Charice dan Yeonhee membantu memasak dan menata ruang makan.
"Eon, padahal kan kita Cuma ngundang satu orang aja, kok ribet gini, berasa ngundang sedesa!" gerutu Charice sembari membawa vas bunga untuk diletakan di tengah meja makan.
"Masalahnya Char, Pak David itu tamu spesialnya Appa. Kita harus memperlakukan dan menjamu Pak David sebaik mungkin."
"Karena mau balas budi Eon?"
"Itu salah satunya. Lagipula, sepertinya Appa punya niat lain." Yeonhee tersenyum menggoda adiknya.
"Niat apa?"
"Kita lihat aja nanti."
Dalam hati Charice. Bodo ah. Udah nggak mau mikir lagi, pussing.

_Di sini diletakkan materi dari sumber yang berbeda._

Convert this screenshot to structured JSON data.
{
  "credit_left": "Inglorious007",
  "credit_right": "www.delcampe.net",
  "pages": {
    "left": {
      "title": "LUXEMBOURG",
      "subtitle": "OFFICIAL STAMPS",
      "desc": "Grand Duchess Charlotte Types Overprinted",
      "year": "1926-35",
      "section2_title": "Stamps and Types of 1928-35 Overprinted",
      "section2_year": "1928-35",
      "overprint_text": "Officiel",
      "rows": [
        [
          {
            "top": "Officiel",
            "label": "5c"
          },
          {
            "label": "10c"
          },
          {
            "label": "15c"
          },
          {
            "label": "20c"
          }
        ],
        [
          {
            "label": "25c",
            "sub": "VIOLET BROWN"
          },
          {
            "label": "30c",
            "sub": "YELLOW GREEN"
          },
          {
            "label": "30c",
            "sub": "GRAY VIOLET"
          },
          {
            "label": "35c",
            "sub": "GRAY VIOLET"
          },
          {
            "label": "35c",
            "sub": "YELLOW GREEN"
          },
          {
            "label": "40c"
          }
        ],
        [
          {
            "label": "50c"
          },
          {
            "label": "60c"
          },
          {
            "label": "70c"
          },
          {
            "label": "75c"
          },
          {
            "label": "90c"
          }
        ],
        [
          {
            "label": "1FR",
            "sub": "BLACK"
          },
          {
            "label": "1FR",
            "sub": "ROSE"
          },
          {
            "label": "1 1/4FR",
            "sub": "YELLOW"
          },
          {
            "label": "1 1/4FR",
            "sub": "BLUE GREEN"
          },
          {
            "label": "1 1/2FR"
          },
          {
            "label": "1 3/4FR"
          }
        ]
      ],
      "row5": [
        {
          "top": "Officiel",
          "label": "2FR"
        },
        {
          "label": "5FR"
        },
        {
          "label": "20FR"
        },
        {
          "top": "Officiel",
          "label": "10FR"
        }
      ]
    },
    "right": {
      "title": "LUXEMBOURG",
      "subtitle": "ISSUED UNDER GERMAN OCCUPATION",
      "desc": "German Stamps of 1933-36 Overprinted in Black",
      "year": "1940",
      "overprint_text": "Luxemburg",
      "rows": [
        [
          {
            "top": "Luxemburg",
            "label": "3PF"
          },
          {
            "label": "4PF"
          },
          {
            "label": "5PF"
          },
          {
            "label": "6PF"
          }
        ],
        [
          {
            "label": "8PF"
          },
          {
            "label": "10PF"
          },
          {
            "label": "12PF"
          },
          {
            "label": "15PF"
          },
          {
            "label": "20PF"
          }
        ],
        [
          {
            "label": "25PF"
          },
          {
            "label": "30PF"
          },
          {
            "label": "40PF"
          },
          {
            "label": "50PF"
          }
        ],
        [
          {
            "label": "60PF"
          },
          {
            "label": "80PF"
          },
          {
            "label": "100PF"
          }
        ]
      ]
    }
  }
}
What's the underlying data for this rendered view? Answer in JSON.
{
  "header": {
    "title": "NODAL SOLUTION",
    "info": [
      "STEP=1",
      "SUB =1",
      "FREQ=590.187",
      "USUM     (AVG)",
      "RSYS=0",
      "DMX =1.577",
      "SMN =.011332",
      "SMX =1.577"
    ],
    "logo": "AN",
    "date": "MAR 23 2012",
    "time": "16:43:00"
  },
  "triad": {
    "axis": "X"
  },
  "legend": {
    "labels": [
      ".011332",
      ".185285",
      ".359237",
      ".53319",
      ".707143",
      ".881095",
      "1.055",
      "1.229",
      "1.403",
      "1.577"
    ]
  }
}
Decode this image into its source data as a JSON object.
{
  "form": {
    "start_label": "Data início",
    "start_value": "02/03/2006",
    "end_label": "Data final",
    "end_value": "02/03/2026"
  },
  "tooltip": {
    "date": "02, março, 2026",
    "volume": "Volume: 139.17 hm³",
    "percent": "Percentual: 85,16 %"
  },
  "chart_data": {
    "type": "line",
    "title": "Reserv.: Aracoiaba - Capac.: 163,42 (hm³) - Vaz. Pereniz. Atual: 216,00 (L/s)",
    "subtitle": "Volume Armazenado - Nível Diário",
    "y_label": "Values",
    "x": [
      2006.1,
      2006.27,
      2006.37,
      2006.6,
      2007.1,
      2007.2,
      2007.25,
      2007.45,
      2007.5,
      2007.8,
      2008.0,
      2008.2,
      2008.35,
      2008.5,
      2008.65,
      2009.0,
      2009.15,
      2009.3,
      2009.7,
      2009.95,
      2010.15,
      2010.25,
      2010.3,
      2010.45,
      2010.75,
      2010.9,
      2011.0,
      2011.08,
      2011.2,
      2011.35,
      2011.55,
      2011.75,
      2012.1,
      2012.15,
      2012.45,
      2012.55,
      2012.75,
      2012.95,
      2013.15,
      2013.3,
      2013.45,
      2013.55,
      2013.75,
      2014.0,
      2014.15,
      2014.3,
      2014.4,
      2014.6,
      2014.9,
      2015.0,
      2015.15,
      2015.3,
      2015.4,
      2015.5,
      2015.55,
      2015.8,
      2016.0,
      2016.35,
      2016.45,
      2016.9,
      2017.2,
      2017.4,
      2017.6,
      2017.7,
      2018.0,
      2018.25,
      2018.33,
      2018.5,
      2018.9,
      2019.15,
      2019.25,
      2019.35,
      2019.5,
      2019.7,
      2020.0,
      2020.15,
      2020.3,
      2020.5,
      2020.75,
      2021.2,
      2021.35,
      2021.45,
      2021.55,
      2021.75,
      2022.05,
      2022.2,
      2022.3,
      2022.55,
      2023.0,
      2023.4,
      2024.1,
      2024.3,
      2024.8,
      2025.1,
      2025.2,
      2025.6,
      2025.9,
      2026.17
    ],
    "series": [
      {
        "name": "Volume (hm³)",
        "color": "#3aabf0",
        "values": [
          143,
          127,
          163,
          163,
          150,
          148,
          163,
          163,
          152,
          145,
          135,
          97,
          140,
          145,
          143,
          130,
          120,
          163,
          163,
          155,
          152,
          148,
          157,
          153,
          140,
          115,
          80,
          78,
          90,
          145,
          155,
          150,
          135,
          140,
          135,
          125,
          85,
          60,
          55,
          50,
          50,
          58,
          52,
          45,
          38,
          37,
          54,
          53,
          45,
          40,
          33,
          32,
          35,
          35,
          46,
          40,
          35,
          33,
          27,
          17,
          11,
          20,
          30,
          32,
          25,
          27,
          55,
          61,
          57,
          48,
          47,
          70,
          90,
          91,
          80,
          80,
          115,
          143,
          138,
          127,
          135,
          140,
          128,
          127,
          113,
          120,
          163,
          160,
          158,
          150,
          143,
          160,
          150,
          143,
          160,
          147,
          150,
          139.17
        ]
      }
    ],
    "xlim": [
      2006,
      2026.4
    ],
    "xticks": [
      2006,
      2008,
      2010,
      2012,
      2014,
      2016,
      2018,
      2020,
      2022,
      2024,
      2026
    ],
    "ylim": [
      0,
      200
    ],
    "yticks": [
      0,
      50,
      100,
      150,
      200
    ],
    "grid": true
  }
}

Tepat pukul 7 malam Pak David datang.
Meja makan keluarga Hwang terdiri dari 8 kursi. Mejanya berbentuk persegi panjang dengan susunan bangku 3 di kanan, 3 dikiri dan masing-masing 1 di utara dan selatan. Soojong duduk di tengah, di sebelah utara. Di sebelah kanan ada Aera dan di sebelahnya Yeonhee. Di sebelah kiri ada David dan d sebelah David ada Charice. Makan malam mereka pun dimulai. David banyak berbincang dengan Soojong.
"Dave, kamu katanya lulusan Amerika ya?" tanya Soojong.
"Iya Pak."
"Hebat sekali ya. Jurusan apa?"
"Marketing Pak."
"Bapak kuliah di universitas apa?" tanya Yeonhee.
"Colorado University."
"Waw, kebetulan adiknya Charles Oppa juga kuliah di Colorado University dan ambil jurusan marketing juga." ujar Yeonhee.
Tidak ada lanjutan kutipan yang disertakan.